Hat-tip to Louise Holton at Alley Cat Rescue and Bob Weedon, DVM, MPH.


*Unfortunately, readers have to drill down five paragraphs before they find the answer to the question posed by the article’s headline, “Are Cats Responsible for ‘Cat Ladies’?” (“your cat friends are just fine”). It’s disappointing to see Scientific American resort to the sort of click-bait move Ryan Holiday describes in Trust Me, I’m Lying: Confessions of a Media Manipulator. (“When you take away the question mark, it usually turns their headline into a lie… After the reader clicks, they soon discover that the answer to the ‘question’ in their headline is obviously, No, of course not.”)

Literature Cited

  1. Solmi, F., Hayes, J. F., Lewis, G. & Kirkbride, J. B. Curiosity killed the cat: no evidence of an association between cat ownership and psychotic symptoms at ages 13 and 18 years in a UK general population cohort. Psychological Medicine. 1–9 (2017).
  2. Marra, P. P. & Santella, C. Cat Wars: The Devastating Consequences of a Cuddly Killer. (Princeton University Press, 2016).

 

3 Comments

Disappointed but not surprised that you deleted Marian Brown’s very factual scientifically supported comments on this subject on your facebook page. Pretty embarrassing to be debunked on your own blog. Unfortunately I didn’t save the whole thing, but here is what I got. I dare you not to delete it. Hopefully Ms. Brown will find this and repost her comments.

Cat ownership is the wrong metric, since the cat parasite Toxoplasma gondii oocysts are ubiquitous in the environment now and owning a cat is not the main risk factor for infection with Tg. The Boyer article is a good reference, with 78% of the women studied infected by oocysts, but they conclude, “Although it is beneficial for physicians to advise pregnant women to avoid exposure to cat feces, not all exposure is from recognized sources; most appeared not to be.
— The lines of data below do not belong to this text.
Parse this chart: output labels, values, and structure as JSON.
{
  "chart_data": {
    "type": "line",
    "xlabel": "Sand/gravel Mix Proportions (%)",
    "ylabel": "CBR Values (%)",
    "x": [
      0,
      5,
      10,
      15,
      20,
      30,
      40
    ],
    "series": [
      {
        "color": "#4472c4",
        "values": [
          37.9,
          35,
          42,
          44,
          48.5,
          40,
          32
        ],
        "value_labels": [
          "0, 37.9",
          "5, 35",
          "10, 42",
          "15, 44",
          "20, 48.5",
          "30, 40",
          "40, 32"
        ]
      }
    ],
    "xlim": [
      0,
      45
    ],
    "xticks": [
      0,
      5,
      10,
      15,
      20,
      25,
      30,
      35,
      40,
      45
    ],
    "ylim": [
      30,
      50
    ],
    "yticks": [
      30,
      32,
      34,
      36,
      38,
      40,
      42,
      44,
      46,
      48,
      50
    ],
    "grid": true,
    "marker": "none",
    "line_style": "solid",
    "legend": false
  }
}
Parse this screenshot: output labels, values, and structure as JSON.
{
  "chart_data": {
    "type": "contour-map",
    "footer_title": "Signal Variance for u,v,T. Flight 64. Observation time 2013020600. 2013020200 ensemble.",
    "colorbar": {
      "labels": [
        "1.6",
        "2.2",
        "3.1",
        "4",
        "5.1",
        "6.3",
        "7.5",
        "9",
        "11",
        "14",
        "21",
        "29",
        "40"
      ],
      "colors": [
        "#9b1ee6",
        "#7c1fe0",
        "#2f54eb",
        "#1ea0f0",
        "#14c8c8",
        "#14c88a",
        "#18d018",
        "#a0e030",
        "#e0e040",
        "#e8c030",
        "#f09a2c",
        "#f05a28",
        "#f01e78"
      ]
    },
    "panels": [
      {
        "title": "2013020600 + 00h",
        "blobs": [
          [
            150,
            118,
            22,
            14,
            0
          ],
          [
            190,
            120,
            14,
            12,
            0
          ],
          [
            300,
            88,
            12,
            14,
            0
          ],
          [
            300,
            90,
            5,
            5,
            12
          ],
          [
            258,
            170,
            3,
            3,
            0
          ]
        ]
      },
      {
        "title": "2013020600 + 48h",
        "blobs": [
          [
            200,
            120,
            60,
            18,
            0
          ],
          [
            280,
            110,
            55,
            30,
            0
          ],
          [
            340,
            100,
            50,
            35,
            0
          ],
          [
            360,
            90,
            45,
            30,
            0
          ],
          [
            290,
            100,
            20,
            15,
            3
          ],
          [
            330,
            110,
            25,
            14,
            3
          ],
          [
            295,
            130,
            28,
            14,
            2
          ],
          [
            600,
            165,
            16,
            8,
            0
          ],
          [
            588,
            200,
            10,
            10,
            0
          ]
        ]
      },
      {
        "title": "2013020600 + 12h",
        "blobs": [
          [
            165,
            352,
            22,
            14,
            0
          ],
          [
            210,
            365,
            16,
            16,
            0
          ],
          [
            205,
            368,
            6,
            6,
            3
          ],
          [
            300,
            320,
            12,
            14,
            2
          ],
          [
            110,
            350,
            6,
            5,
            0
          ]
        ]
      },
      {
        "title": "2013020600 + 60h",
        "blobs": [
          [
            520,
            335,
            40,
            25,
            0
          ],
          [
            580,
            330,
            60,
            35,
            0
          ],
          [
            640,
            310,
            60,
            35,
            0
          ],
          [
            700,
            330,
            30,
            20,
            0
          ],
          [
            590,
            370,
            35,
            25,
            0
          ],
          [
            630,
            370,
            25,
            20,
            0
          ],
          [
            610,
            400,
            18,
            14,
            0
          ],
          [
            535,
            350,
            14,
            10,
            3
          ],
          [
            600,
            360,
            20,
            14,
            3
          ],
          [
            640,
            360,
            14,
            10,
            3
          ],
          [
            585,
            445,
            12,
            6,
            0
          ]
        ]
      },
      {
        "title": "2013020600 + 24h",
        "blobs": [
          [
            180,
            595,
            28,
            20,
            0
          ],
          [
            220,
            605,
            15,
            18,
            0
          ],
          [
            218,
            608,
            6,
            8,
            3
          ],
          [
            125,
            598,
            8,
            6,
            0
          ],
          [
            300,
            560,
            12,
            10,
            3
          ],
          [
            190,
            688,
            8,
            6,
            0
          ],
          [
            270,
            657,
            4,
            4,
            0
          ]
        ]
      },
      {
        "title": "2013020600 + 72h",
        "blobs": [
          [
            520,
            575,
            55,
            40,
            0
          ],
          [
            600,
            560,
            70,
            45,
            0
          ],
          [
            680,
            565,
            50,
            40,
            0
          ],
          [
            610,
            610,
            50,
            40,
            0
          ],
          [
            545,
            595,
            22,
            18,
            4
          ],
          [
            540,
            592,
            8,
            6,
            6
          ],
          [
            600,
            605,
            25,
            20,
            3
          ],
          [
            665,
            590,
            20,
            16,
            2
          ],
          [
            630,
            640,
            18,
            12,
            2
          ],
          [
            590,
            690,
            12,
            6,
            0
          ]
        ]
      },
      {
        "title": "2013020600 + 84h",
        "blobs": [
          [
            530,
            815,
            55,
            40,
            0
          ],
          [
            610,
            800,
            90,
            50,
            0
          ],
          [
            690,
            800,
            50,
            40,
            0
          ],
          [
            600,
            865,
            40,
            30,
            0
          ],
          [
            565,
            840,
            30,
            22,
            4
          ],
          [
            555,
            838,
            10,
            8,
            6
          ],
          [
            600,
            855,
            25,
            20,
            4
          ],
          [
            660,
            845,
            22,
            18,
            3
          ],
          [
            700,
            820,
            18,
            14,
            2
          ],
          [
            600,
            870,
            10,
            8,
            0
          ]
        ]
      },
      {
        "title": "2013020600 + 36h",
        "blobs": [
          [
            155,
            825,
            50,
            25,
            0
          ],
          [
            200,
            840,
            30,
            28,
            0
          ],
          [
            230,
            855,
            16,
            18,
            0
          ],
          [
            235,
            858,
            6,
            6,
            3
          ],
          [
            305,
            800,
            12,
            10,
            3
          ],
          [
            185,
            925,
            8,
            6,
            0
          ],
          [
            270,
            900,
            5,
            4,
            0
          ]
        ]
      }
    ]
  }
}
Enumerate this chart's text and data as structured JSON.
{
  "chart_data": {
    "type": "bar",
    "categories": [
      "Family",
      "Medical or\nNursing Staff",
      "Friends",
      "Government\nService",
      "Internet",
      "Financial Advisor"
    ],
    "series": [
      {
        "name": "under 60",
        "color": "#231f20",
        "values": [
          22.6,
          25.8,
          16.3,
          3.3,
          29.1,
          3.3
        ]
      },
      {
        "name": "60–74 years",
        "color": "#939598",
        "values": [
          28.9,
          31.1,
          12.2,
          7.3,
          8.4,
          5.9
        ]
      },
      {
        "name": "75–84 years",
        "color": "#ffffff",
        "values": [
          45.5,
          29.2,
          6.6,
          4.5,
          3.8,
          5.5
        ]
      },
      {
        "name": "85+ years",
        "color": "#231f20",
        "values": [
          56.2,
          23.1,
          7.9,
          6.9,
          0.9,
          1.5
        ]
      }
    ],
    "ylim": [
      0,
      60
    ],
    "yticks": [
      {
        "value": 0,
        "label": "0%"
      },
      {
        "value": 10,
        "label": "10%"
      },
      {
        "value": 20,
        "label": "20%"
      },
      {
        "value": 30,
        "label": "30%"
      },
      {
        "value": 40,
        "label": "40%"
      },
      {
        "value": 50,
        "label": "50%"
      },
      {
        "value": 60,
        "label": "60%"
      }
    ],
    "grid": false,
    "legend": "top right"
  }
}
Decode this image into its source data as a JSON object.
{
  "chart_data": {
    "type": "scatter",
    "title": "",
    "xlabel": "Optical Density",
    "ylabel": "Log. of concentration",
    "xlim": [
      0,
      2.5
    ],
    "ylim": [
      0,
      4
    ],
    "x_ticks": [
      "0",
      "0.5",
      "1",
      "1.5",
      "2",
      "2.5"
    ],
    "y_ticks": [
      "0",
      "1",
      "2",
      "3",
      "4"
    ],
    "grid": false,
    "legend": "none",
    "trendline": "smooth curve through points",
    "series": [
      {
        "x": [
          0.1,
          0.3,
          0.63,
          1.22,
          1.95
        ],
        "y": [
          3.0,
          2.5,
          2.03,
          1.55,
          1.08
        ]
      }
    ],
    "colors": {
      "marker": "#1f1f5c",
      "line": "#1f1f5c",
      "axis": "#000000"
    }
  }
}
Thus, although education may help to prevent some cases of toxoplasmosis, it will not be sufficient to prevent a substantial proportion of these infections, because acquisition can be undetected and recognized risk factors are frequently absent.” Cat ownership was one specific risk factor studied in the Boyer article. The data reveal that ownership of a cat is not necessary to acquire T. gondii, because it has been shown that oocyst exposure is not always associated with cat ownership or with recognition of risk factors. Cat ownership is simply the wrong metric, when correlating psychosis and infection with Toxoplasma gondii. Also, psychosis isn’t really what has been studied, rather it has been bipolar disorder with psychosis, various forms of schizophrenia, and harming behavior (self or others). Depression is not associated with Tg. The psychiatric disorders associated so far with Tg are affected by dopamine levels, which is the neurotransmitter that the encysted Tg parasite facilitates (two copies of the tyrosine hydroxylase enzyme) while encysted in the human (and rat) brain.

And the Boyer article link – https://www.ncbi.nlm.nih.gov/pmc/articles/PMC3246875/

Clay Johnston: I’m tempted to ignore your comment for the same reason I deleted Marian Brown’s repeated comments on the Vox Felina Facebook page: although there is lots of information here, your main point is unclear. Specifically, this VF post was in response to previous claims that prior cat ownership is related to mental illness later in life—that’s it. Your response, on the other hand, is all over the map.